You’re going to remember the moment you met Uhura from Star Trek, aren’t you? It was Birmingham, 2002, in the grimy backroom of a shop, surprisingly. She was wearing ear-rings as big as percussion instruments and a scarf that went on for years and she sang to me. “The skies are green and glowing/Where my heart is, where my heart is.” That was special.

And now she’s away. Nichelle Nichols, the actress who played Uhura in the original series and in all those films, has died aged 89. George Takei, who played Sulu, called her trailblazing and Leonard Nimoy’s son Adam said her legacy could not be over-emphasized. People forget it all because Star Trek was just a cheesy science-fiction show. But George and Adam are right.

Nichols, in the backroom in Birmingham, told me herself about the moment she realised the show was important. She’d actually decided to quit because her character was side-lined. Then she met Martin Luther King and he said: “You cannot leave”. For the first time ever, he told her, through Star Trek, the world is seeing black people as intelligent, qualified equals. Star Trek has opened the door, he said, but the door can close again.

For Nichols, it was an epiphany. “It blew my mind,” she said. “Star Trek was the same thing King was doing. In a non-violent way, we were changing minds.” A little later on, the show also included Uhura in the first inter-racial kiss on US television, which some of the southern states tried to ban, but lost. And so: the door opens a little bit further.

We know, obviously, just how far the door needed to open in America in the 60s, and lots of other places. Nichols told me when she was a little girl she asked her daddy whether aliens would ever visit Earth and she remembered his reply: aliens are probably too intelligent to land on a planet where people still make up their differences through war, he said. It still applies. And the racism: even though Nichelle was a star, she was a victim of it her whole life.

But Star Trek was making a difference and it seems to me like a very clever way of doing it: improving the world through a TV show. Partly, it’s because it mostly works on children who grow up and wonder what all the fuss is about. But partly too it’s because the effect works surely but subtly. People think they’re watching a show about aliens and spaceships, and they are, but they’re also watching a show about equality, racism, sexism and human rights. Brilliant.

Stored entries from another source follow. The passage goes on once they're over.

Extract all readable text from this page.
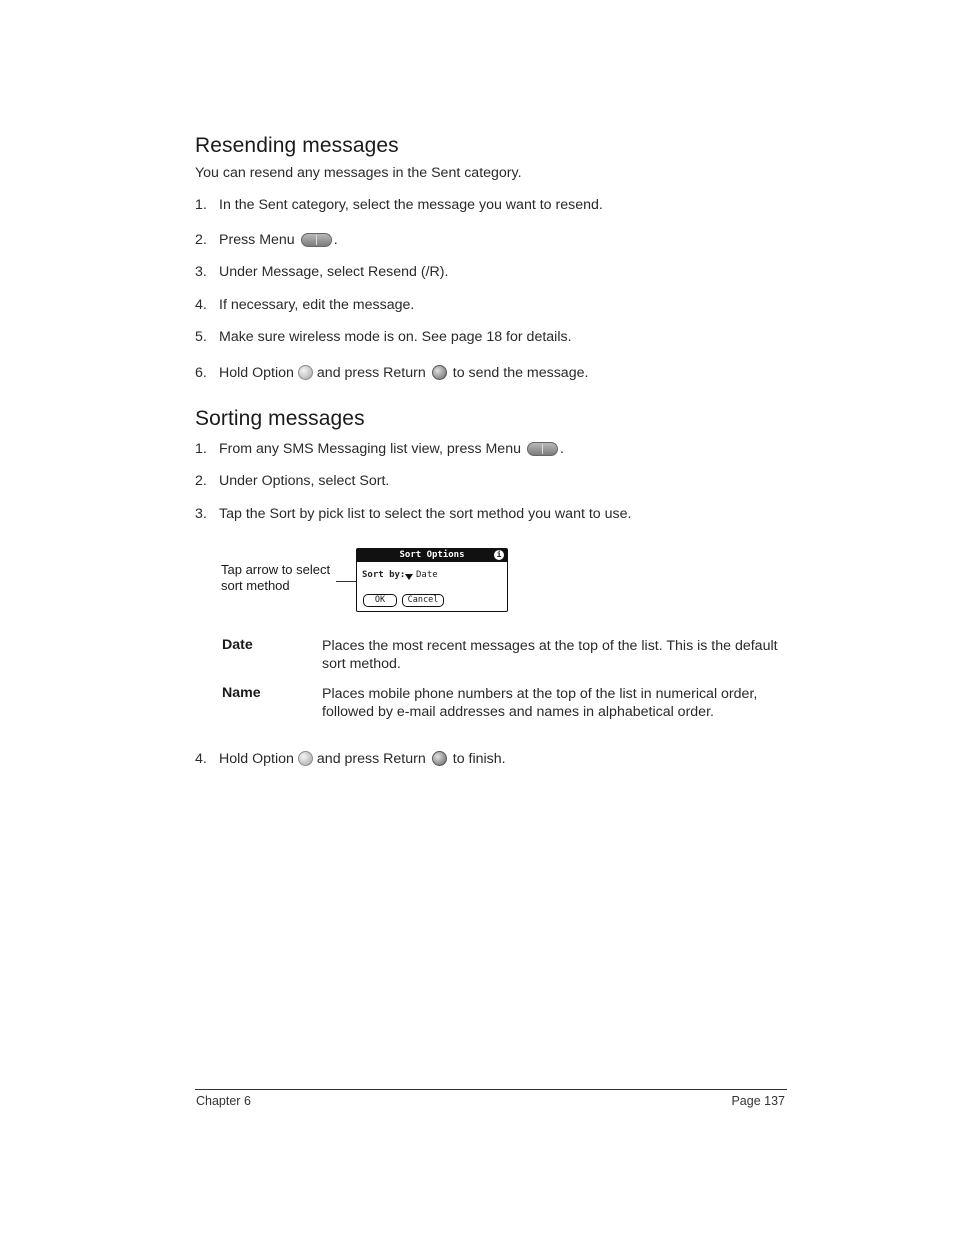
Resending messages
You can resend any messages in the Sent category.
1. In the Sent category, select the message you want to resend.
2. Press Menu	.
3. Under Message, select Resend (/R).
4. If necessary, edit the message.
5. Make sure wireless mode is on. See page 18 for details.
6. Hold Option and press Return to send the message.
Sorting messages
1. From any SMS Messaging list view, press Menu	.
2. Under Options, select Sort.
3. Tap the Sort by pick list to select the sort method you want to use.
Tap arrow to select
sort method
Sort Options	i
Sort by: Date
OK	Cancel
Date	Places the most recent messages at the top of the list. This is the default
sort method.
Name	Places mobile phone numbers at the top of the list in numerical order,
followed by e-mail addresses and names in alphabetical order.
4. Hold Option and press Return to finish.
Chapter 6	Page 137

Other science-fiction shows have done the same thing, including my favourite: Doctor Who. The Doctor spoke about pollution and fossil fuels, for example, long before anyone else did (in The Green Death and Terror of the Zygons). And he never resorted to violence (unless he had to). He also – and this was particularly important to me when I was seven – always stood up to bullies of every kind. He made them look silly, and his weapon was wit.

I suppose the problem is that, as Nichelle’s daddy predicted, if aliens did land on Earth, even now, they would still be pretty disgusted with the state of the place and might turn around and head back home. But at least we’ve made some progress, a bit, a little, and part of it is thanks to popular culture: people dressing up and pretending; an actress from Robbins, Illinois, pretending to be a space explorer from the future.

A word of warning though: for the Star Trek effect to work, it has to be subtle, because the moment you start banging on about your message – the moment it becomes too obvious – there’s a danger people will switch off, their tellies and their attitudes. And this is particularly so at a time when the politics of television and drama can be much too shouty and obvious (BBC, BBC, BBC).

Better, really, to have fun while we’re learning. Better for us to watch a communications expert in the far future patch through the Klingons and for us to have a whale of a time and not realise that you’re being changed a little bit. I’m now remembering Nichelle Nichols in that unprepossessing shop again telling me about what the message of Star Trek really was. “It can be summed up in one four-letter word,” she said. “Hope.”